The multi-terabit network covers 390 kilometres of remote Australia between Geraldton and Boolardy Station, including areas that previously only had satellite internet access.
It is run by research network operator AARNet, which has agreed to provide access to the rare regional fibre under commercial agreements to help fund the network's maintainence and operation.
The Department of Defence was understood to be interested in linking a satellite base to the fibre network.
The network was designed to connect to the Federal Government's Geraldton-to-Perth link, in order to deliver data from the ASKAP radio telescope to the Pawsey supercomputer facility.
Rollout began in June last year and was completed a year later, slightly longer than planned due to flooding in the region.
Five 15-tonne concrete re-amplification bunkers were built at points along the network. Punters wishing to access the fibre could tap in at the solar-powered bunkers, designed to provide protection to engineers and equipment from the blistering heat.
“It helps to offset the maintenance costs and we can provide extra fibre to towns,” CSIRO computing infrastructure group leader Dr Shaun Amy said at the AusNOG 2012 meeting in Melbourne.

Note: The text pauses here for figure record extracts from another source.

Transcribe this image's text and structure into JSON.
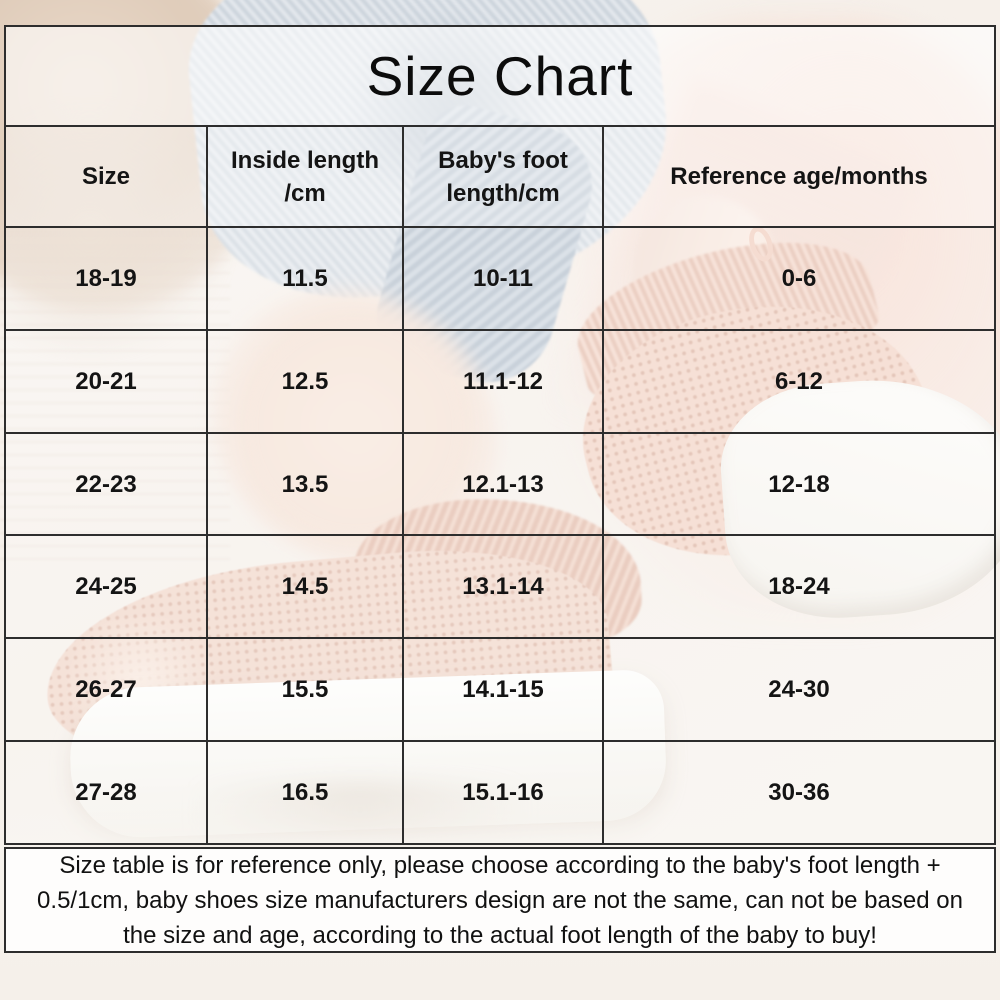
{
  "page_title": "Size Chart",
  "header": {
    "size": [
      "Size"
    ],
    "inside_length": [
      "Inside length",
      "/cm"
    ],
    "foot_length": [
      "Baby's foot",
      "length/cm"
    ],
    "reference_age": [
      "Reference age/months"
    ]
  },
  "chart_data": {
    "type": "table",
    "title": "Size Chart",
    "columns": [
      "Size",
      "Inside length /cm",
      "Baby's foot length/cm",
      "Reference age/months"
    ],
    "rows": [
      [
        "18-19",
        "11.5",
        "10-11",
        "0-6"
      ],
      [
        "20-21",
        "12.5",
        "11.1-12",
        "6-12"
      ],
      [
        "22-23",
        "13.5",
        "12.1-13",
        "12-18"
      ],
      [
        "24-25",
        "14.5",
        "13.1-14",
        "18-24"
      ],
      [
        "26-27",
        "15.5",
        "14.1-15",
        "24-30"
      ],
      [
        "27-28",
        "16.5",
        "15.1-16",
        "30-36"
      ]
    ],
    "note": "Size table is for reference only, please choose according to the baby's foot length + 0.5/1cm, baby shoes size manufacturers design are not the same, can not be based on the size and age, according to the actual foot length of the baby to buy!"
  },
  "disclaimer": {
    "lines": [
      "Size table is for reference only, please choose according to the baby's foot length +",
      "0.5/1cm, baby shoes size manufacturers design are not the same, can not be based on",
      "the size and age, according to the actual foot length of the baby to buy!"
    ]
  },
  "colors": {
    "table_line": "#2d2d2d",
    "text": "#141414",
    "shoe_knit_pink": "#f2d3c4",
    "denim_blue_gray": "#b9c6d2",
    "blanket_beige": "#e5d3c1",
    "bedding_pink": "#f6ded3",
    "sole_white": "#fcfbf8"
  }
}
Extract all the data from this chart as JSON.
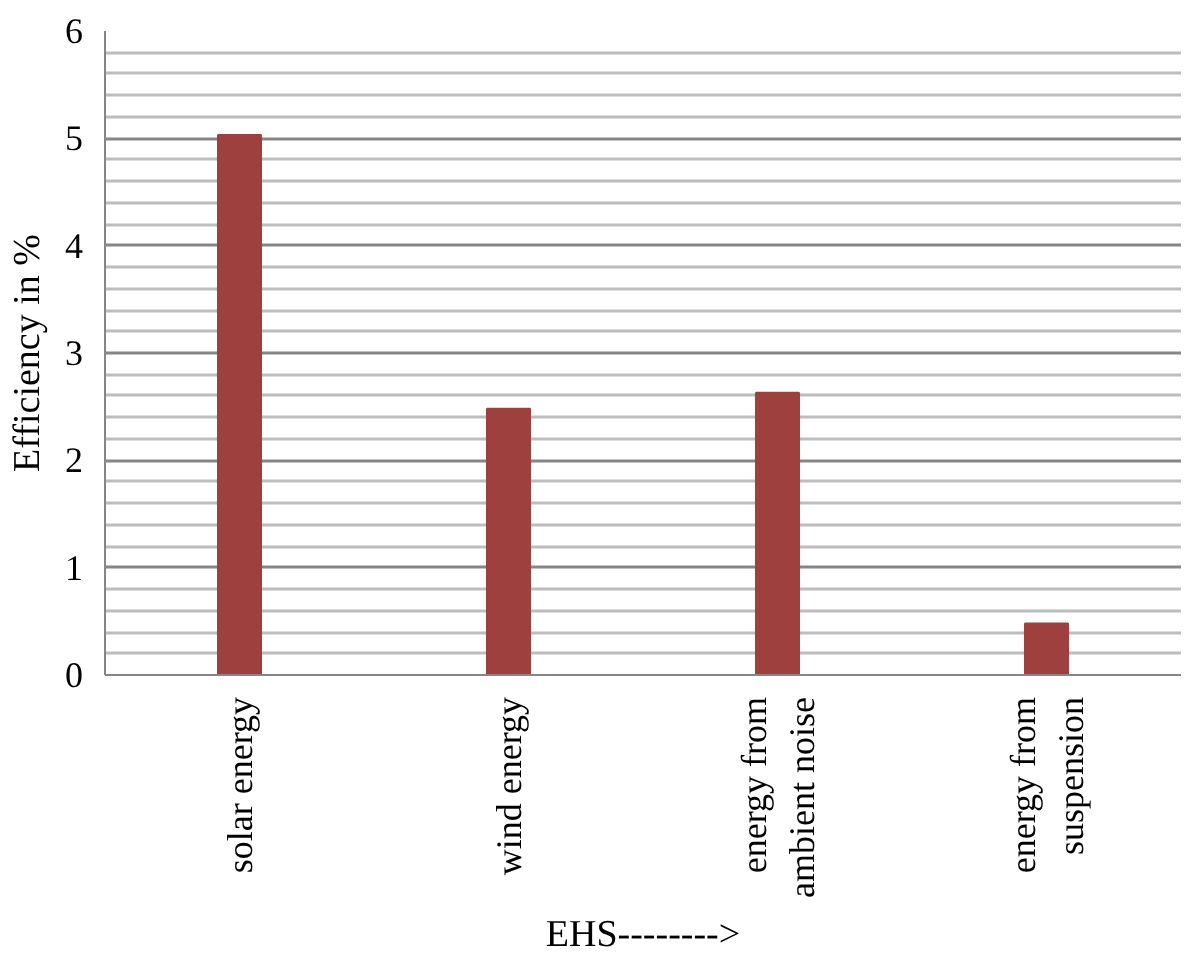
{
  "chart_data": {
    "type": "bar",
    "xlabel": "EHS-------->",
    "ylabel": "Efficiency in %",
    "categories": [
      "solar energy",
      "wind energy",
      "energy from ambient noise",
      "energy from suspension"
    ],
    "values": [
      5.03,
      2.48,
      2.63,
      0.48
    ],
    "color": "#9e413e",
    "ylim": [
      0,
      6
    ],
    "yticks": [
      0,
      1,
      2,
      3,
      4,
      5,
      6
    ],
    "grid": "y"
  }
}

Farmers on whose land the bunkers were built were given 300 metres of free fibre backhaul as part of “good for neighbourly relations”.
“In exchange they’ll keep an eye on the [bunkers], and make sure no one shoots at the solar panels.”
The bunkers stored enough solar power to run at full capacity for two days during a power cut. They also accessed Amy's IP telephony network, dubbed “Shaun net”.
The Government's Geraldton-to-Perth link had more complex sharing agreements than the CSIRO-bulit network.
Amy said at least two Western Australian Government departments, along with NextGen Networks and the NBN Co had a stake in the link, which made it difficult for CSIRO to ink a contract to access the network and Pawsey.
Pre-Pawsey processing
ASKAP data was intended to be processed in the Pawsey supercomputing centre. But the task will be left to a bank of six off-the-shelf servers when the telescope launches next month.
The telescope will open on October 11, ahead of the Pawsey supercomputer which is due for completion in 2013.
The Pawsey supercomputer was expected to provide 1.2 Petaflops (1200 Teraflops) of processing power for ASKAP, with equipment due to be installed from March next year.
ASKAP called for 100 Teraflops for "basic capabilities"and more than 400 Teraflops for the preferred "high angular resolution spectral line imaging" in which data was projected onto a three dimensional model.
The small bank of servers would crunch a trickle of test data in the months prior to the planned opening of the Pawsey centre.
ASKAP has been in construction since 2009, as Australia's precursor to the international, €1.5 billion SKA.
Amy described SKA organisers' decision to split the project between Australia and South Africa as one that was politically, not technologically, driven. The countries were previously in competition to host the SKA.
Amy warned that SKA networking costs could blow out under the dual-site model, although Australian SKA project director Brian Boyle previously said bandwidth requirements would remain unchanged because data would not be correlated across the two sites in real time.
Contracts for the SKA will be issued from early next year.